Последним из кабинета выходил Женя Городецкий. Прежде чем закрыть дверь, он оглянулся и расплылся в понимающей улыбке.
- Можно, Александр Федорович, я вам расскажу потом? - попросила Катя, томно опуская глаза.
- История не прощает, когда ее откладывают на потом. Здесь и теперь!
Он усадил ее за стол, а сам присел напротив.
- Итак, твою подругу в Твери звали Аленой...
- Ну да, Аленой. Она была самой красивой девочкой в школе. В общем, история короткая, - начала смущенно студентка. - С Аленой мы подруги с детства. Отец у нее был строителем. В то время он работал в Ставрополе. И вот возвращаемся мы с ней вечером с дискотеки, и Аленка мне говорит: "Давай зайдем ко мне. Мама собиралась печь блины". Я согласилась. Стали мы подниматься по лестнице, и вдруг на площадке второго этажа я случайно взглянула в окно и увидела черный гроб, а в нем Ленкиного отца со свечой в руках. Я ей говорю: "Аленка, у тебя умер отец". А она мне: "Чего ты плетешь, он только вчера звонил..." Добегаем мы до четвертого этажа, звоним - открывает ее мать вся в слезах и говорит: "Пришла телеграмма. Папа умер".
Катя подняла глаза на историка.
- Тяжелый случай, - улыбнулся он. - Однако твое предсказание исходит не от рассудка, а от сердца. Ты, конечно, девушка талантливая, но вдохновение у тебя слепое. Только это детали! Насколько я догадываюсь, это не единственное твое пророчество?
- Не единственное, - ответила она. - Другая история длиннее.
- История не измеряется метрами. Она измеряется временем. А время сейчас располагает... - произнес он и предложил отправиться в кафе. Катя согласилась.
Нельзя сказать, будто она тяготилась тем, что за ней, семнадцатилетней девочкой, ухаживал взрослый мужчина. Катя приблизительно предполагала, чем это может закончиться. Но в тот вечер очень хотелось рассказать еще и про собаку. И она, конечно, рассказала эту историю в каком-то милом ресторанчике, не слишком шумном и не слишком людном, за бокалом шампанского и чашкой кофе, где играла ненавязчивая музыка и сновали милые официантки, поднося то мороженое с орехами, то какие-то невообразимые напитки.
Случилось это тоже в Твери и тоже в Ленкиной семье за полгода до того, как умер ее отец. У них от "чумки" погибала собака Стрелка. Аленка прибежала к ней и сказала, что Стрелка совсем плохая и этой ночью, возможно, умрет. Ее хотели усыпить в ветлечебнице, но Аленка не дала. Катя закрыла ладонями глаза и вдруг увидела Стрелку живой и веселой, кувыркающейся в снегу возле дома.

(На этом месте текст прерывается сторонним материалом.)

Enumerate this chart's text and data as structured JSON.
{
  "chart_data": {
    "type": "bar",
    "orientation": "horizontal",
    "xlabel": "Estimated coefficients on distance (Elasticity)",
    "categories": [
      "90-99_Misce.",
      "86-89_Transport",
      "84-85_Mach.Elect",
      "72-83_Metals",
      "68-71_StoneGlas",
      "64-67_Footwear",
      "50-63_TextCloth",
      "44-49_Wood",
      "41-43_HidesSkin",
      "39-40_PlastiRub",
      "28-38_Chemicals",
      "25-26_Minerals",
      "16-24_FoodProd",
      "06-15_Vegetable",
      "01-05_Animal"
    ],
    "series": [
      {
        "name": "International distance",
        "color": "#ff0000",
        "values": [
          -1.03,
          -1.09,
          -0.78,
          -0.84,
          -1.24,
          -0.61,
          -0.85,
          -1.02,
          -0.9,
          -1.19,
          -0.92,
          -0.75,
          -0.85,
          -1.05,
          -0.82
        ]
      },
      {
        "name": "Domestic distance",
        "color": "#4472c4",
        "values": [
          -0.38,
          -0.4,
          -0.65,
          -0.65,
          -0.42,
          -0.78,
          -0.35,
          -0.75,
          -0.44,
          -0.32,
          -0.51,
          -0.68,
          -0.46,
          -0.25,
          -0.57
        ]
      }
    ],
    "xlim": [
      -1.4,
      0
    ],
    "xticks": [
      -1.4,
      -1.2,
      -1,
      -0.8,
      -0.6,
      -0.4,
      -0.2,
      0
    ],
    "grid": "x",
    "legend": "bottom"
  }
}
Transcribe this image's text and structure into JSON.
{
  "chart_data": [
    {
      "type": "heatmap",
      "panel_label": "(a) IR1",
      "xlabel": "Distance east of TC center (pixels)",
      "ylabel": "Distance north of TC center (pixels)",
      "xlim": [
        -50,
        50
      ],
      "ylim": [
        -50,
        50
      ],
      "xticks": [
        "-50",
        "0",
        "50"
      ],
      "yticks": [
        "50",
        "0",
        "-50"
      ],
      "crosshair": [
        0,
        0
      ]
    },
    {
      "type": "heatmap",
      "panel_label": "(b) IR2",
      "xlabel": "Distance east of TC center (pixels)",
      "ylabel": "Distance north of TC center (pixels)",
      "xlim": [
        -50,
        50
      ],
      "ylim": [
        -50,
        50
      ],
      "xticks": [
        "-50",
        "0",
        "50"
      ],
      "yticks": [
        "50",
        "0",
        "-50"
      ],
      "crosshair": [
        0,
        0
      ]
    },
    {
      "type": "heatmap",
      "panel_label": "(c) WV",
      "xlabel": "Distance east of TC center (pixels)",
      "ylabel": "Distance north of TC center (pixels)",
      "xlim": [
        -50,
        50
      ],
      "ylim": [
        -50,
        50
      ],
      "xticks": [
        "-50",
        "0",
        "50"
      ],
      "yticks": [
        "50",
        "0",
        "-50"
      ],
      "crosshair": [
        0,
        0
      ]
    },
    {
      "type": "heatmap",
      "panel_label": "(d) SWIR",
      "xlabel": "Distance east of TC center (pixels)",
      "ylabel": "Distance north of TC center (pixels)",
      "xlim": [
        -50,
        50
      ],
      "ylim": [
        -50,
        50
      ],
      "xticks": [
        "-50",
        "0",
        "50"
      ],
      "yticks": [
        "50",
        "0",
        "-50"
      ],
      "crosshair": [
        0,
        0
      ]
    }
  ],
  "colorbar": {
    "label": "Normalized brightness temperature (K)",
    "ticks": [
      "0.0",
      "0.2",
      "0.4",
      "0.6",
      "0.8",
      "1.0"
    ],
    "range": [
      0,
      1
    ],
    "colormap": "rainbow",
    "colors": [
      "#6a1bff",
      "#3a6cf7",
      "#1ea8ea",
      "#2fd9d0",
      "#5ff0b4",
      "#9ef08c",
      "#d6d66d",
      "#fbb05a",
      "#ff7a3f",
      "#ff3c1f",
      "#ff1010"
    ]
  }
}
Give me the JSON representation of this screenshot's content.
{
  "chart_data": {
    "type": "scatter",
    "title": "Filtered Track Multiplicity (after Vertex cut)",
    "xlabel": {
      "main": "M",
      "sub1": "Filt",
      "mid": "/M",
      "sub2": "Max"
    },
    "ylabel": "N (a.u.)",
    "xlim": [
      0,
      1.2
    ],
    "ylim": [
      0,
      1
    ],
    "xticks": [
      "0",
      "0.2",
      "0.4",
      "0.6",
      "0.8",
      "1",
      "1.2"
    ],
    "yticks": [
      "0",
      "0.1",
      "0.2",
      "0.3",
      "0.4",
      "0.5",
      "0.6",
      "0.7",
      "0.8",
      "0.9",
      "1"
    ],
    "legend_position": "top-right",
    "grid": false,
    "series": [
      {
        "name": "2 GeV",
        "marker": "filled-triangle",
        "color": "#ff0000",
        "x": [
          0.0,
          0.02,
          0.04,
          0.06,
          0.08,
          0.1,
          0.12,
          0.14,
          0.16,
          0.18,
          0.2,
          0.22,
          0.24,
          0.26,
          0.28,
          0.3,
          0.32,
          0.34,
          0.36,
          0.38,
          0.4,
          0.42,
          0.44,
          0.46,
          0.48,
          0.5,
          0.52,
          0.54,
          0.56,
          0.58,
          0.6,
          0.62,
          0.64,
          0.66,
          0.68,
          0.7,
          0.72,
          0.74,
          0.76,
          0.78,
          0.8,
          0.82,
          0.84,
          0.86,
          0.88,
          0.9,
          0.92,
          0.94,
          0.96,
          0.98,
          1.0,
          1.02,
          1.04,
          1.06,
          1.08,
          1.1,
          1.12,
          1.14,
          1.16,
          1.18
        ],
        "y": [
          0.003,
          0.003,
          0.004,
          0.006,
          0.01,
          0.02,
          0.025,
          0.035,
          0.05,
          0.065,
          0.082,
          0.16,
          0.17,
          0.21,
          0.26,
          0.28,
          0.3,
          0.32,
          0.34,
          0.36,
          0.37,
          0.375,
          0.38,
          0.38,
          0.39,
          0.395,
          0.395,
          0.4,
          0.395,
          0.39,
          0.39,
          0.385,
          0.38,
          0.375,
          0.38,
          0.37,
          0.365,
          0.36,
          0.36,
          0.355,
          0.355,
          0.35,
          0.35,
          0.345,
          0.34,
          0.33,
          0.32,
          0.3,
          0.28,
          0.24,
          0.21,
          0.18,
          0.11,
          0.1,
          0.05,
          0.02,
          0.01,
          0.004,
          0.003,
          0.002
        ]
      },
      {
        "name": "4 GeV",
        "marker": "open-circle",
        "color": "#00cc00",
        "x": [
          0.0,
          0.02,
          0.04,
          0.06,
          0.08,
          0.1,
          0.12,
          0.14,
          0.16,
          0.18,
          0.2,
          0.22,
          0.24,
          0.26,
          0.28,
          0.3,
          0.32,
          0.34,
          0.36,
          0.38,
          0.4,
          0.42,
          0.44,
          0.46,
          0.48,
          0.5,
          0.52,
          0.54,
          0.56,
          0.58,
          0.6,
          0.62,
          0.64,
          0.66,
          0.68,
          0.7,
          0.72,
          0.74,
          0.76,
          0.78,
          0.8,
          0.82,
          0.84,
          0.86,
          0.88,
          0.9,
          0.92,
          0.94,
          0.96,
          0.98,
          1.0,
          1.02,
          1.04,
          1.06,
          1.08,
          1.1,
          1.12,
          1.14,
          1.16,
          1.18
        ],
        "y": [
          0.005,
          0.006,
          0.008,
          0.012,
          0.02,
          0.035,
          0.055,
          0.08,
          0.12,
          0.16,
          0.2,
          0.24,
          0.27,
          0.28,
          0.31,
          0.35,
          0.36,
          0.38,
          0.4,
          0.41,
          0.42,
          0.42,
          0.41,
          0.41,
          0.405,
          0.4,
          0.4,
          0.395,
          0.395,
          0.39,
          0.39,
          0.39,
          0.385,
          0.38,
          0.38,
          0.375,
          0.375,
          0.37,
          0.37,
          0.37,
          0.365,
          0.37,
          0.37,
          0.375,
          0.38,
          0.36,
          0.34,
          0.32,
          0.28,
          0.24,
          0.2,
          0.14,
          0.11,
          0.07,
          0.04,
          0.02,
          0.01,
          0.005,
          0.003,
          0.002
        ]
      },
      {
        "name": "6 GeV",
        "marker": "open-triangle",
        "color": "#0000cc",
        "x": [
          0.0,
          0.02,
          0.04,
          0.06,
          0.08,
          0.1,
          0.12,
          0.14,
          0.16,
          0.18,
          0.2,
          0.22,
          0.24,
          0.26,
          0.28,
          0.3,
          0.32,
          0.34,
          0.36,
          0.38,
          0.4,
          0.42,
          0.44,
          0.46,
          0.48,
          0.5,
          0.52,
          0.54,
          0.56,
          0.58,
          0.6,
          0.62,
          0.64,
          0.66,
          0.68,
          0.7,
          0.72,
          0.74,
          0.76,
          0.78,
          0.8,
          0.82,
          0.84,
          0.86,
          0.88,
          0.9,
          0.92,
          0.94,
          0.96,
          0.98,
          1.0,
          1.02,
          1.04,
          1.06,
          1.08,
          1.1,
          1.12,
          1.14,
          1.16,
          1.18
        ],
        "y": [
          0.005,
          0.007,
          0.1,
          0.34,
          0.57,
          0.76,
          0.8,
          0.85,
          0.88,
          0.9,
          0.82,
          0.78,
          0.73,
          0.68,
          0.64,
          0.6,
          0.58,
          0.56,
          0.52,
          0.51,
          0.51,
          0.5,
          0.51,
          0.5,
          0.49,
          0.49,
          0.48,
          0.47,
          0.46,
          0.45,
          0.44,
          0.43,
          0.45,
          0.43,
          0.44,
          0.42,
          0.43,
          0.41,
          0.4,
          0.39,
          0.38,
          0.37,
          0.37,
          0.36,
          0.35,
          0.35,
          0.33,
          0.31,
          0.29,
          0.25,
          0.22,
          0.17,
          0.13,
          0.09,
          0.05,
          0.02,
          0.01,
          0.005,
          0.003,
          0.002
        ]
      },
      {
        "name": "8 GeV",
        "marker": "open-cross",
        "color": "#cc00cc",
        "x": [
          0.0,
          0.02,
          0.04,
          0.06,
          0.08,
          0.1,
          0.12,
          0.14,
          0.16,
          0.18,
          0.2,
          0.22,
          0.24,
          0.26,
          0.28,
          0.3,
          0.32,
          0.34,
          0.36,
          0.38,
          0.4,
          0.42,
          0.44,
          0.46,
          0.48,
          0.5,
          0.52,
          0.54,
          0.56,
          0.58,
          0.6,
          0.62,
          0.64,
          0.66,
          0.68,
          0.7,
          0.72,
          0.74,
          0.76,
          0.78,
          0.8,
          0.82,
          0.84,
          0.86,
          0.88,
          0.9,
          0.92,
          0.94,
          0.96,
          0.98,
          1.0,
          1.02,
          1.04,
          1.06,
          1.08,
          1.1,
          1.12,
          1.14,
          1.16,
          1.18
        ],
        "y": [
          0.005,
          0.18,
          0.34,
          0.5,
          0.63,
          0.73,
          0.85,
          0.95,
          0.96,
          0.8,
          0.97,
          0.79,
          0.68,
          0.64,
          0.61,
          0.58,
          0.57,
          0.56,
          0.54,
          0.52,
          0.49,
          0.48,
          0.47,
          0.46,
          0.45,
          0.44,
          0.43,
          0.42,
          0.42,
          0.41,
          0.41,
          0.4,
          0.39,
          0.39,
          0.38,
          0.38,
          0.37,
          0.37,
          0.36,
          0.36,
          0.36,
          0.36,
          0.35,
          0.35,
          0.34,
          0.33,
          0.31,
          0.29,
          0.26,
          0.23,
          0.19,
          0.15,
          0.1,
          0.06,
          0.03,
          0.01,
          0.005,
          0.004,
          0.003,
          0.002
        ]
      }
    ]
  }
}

Она отняла ладони от глаз и уверенно произнесла.
- Вижу Стрелку живой и здоровой!
В этот же вечер она ушла к Аленке ночевать. Ей поставили раскладушку в Аленкиной комнате. А ночью подползла умирающая Стрелка. Больше Катя не могла спать. Она ежеминутно опускала руку в темноту, гладила дрожащую спину собаки и молила всех святых, чтобы они пожалели ни в чем не повинное животное. И вот среди ночи дверь в комнату отворилась и в нее бесшумно вошел высокий блондин со светлым лицом и голубыми глазами. Он даже не вошел, а вплыл в тесную спальню. Его ноги едва касались пола. Аленка спала. А Катя не испытала ни страха, ни удивления, ни беспокойства по поводу того, что в девичьей ни с того ни с сего появился взрослый мужчина. И вдруг гость произнес, не открывая рта: "Нагрей воду до такого состояния, что запястье не будет терпеть, и окуни собаку с головой. Потом напои ее белым и теплым". Произнеся это, блондин улыбнулся белозубой улыбкой и вдруг неожиданно добавил, что они с ней еще встретятся. После чего выплыл из комнаты тем же макаром, что и вплыл.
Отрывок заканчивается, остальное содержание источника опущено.